Advantages of calculating shear‐wave velocity from surface waves with higher modes

Abstract

Summary The Rayleigh-wave phase velocity of a layered earth model is a function of frequency and four groups of earth parameters: compressional (P)-wave velocity, shear (S)-wave velocity, density, and thickness of layers. For the fundamental mode of Rayleigh waves, analysis of the Jacobian matrix for high frequencies (5-40 Hz) provides a measure of dispersion curve sensitivity to earth model parameters. S-wave velocities are the dominant influence of the four earth model parameters. With the lack of sensitivity of the Rayleigh wave to P-wave velocities and densities, estimations of these parameters can be made for a layered earth model such that dispersive data vary predominantly with S-wave velocities (Xia et al., 1999a). This thesis is valid for higher modes of Rayleigh waves as well. Experimental analysis indicates that energy of higher modes tends to become more dominant as the source distance becomes larger (Park et al., 1999a). In some cases, higher mode data are necessary since shorter wavelength components of fundamental mode Rayleigh waves are obscured by these higher frequency data where higher modes of Rayleigh waves dominate.
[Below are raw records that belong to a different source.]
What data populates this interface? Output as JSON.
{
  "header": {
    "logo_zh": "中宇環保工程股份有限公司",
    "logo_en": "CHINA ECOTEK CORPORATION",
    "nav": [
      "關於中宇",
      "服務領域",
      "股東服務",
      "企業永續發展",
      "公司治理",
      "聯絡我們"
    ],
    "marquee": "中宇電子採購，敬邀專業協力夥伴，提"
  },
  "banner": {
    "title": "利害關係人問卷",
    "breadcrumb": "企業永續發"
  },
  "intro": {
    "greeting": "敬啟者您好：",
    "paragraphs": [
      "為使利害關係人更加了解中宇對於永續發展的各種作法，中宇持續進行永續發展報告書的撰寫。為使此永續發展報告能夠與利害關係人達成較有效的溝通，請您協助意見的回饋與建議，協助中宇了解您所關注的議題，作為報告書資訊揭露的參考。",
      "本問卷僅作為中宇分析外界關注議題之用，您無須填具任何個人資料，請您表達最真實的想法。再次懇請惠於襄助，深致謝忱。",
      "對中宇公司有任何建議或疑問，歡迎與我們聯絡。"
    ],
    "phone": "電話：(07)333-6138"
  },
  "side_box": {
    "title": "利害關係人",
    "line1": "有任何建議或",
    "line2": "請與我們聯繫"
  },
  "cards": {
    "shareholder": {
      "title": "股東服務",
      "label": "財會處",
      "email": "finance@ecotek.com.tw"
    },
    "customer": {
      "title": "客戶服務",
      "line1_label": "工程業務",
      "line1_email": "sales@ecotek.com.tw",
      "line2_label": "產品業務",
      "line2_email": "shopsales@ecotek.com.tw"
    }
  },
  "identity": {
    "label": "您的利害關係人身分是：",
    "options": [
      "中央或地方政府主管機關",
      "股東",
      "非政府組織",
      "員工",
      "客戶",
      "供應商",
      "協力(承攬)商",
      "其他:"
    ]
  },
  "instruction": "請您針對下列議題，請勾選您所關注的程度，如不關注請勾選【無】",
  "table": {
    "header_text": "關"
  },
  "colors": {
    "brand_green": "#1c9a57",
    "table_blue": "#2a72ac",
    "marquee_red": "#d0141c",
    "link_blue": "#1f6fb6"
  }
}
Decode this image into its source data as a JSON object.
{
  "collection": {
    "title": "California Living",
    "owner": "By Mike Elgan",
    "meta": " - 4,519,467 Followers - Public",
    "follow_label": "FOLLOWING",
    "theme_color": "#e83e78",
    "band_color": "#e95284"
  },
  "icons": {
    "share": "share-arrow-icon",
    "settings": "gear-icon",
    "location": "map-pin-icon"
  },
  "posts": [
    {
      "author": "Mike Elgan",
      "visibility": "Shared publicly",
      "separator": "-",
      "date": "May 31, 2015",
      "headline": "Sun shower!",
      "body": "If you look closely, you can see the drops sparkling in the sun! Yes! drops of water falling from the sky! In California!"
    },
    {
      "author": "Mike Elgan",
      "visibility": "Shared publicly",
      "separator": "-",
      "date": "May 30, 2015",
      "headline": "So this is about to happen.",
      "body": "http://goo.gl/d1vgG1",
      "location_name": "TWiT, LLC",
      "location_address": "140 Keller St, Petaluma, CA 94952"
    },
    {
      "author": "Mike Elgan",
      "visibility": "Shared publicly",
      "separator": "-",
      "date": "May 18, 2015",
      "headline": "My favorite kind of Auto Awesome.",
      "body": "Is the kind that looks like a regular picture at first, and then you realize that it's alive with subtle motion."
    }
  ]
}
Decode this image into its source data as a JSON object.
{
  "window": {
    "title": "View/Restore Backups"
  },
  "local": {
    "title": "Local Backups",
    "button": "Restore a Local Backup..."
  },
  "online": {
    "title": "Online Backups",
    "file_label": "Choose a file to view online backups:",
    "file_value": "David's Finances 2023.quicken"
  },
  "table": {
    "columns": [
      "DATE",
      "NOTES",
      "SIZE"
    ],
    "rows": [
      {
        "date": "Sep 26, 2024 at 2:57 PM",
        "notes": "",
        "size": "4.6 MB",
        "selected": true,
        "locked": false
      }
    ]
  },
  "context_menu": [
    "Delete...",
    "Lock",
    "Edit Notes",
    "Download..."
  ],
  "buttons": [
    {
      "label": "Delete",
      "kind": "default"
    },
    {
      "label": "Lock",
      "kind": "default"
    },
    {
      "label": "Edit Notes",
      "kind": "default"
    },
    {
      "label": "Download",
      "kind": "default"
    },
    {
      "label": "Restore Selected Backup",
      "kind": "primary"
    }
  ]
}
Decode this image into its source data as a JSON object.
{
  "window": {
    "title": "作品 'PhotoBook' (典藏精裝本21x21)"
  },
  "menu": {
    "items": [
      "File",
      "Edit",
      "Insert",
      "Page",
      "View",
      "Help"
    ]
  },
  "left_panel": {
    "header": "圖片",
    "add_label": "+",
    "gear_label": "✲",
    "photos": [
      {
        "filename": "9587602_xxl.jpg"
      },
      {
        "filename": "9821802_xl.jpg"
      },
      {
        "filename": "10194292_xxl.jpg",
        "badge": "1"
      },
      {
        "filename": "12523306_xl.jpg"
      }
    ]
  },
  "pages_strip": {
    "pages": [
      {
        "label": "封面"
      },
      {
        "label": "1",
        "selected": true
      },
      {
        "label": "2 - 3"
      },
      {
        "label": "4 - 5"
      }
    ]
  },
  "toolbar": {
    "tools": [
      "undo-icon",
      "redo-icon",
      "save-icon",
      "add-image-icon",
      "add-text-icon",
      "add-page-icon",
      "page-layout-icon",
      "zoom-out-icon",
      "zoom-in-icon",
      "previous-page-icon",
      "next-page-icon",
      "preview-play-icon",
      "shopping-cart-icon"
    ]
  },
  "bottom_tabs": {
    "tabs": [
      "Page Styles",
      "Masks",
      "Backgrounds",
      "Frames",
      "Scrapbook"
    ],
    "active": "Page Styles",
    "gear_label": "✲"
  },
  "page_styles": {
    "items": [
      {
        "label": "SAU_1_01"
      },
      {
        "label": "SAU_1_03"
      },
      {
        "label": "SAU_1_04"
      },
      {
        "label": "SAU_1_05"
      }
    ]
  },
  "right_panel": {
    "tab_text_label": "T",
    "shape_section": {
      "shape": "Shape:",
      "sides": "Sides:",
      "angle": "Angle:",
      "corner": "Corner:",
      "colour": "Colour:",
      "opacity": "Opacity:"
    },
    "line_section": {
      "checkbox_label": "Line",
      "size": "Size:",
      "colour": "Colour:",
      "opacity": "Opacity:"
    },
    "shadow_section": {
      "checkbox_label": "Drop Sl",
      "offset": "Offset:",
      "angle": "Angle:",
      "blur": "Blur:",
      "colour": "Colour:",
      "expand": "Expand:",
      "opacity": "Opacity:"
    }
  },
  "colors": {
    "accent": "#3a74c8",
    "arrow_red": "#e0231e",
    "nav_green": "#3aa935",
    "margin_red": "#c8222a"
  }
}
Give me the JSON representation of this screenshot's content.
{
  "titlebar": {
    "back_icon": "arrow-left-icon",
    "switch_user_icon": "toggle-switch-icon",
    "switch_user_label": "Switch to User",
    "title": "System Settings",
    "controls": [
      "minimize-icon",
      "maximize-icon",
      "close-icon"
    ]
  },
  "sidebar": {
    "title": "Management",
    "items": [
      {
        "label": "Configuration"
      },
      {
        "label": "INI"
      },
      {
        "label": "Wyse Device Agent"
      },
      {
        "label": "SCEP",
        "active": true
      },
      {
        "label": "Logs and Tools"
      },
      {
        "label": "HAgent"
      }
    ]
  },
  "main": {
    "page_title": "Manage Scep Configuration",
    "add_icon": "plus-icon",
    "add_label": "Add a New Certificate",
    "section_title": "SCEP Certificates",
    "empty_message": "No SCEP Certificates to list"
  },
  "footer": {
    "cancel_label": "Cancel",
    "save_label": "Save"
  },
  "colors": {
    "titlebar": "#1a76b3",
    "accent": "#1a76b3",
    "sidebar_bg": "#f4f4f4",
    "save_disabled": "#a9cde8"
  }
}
As well, our modeling results demonstrate at least two quite exciting higher mode properties. First, for fundamental and higher mode Rayleigh wave data with the same wavelength, higher modes can “see” deeper (longer than the wavelength) than fundamental modes (normally shorter than the wavelength). Second, higher mode data can increase the resolution of the inverted S-wave velocities. A much better S-wave velocity picture can be produced from inversion of surface wave data if higher-mode data are included. Real world examples show how resolution can be improved.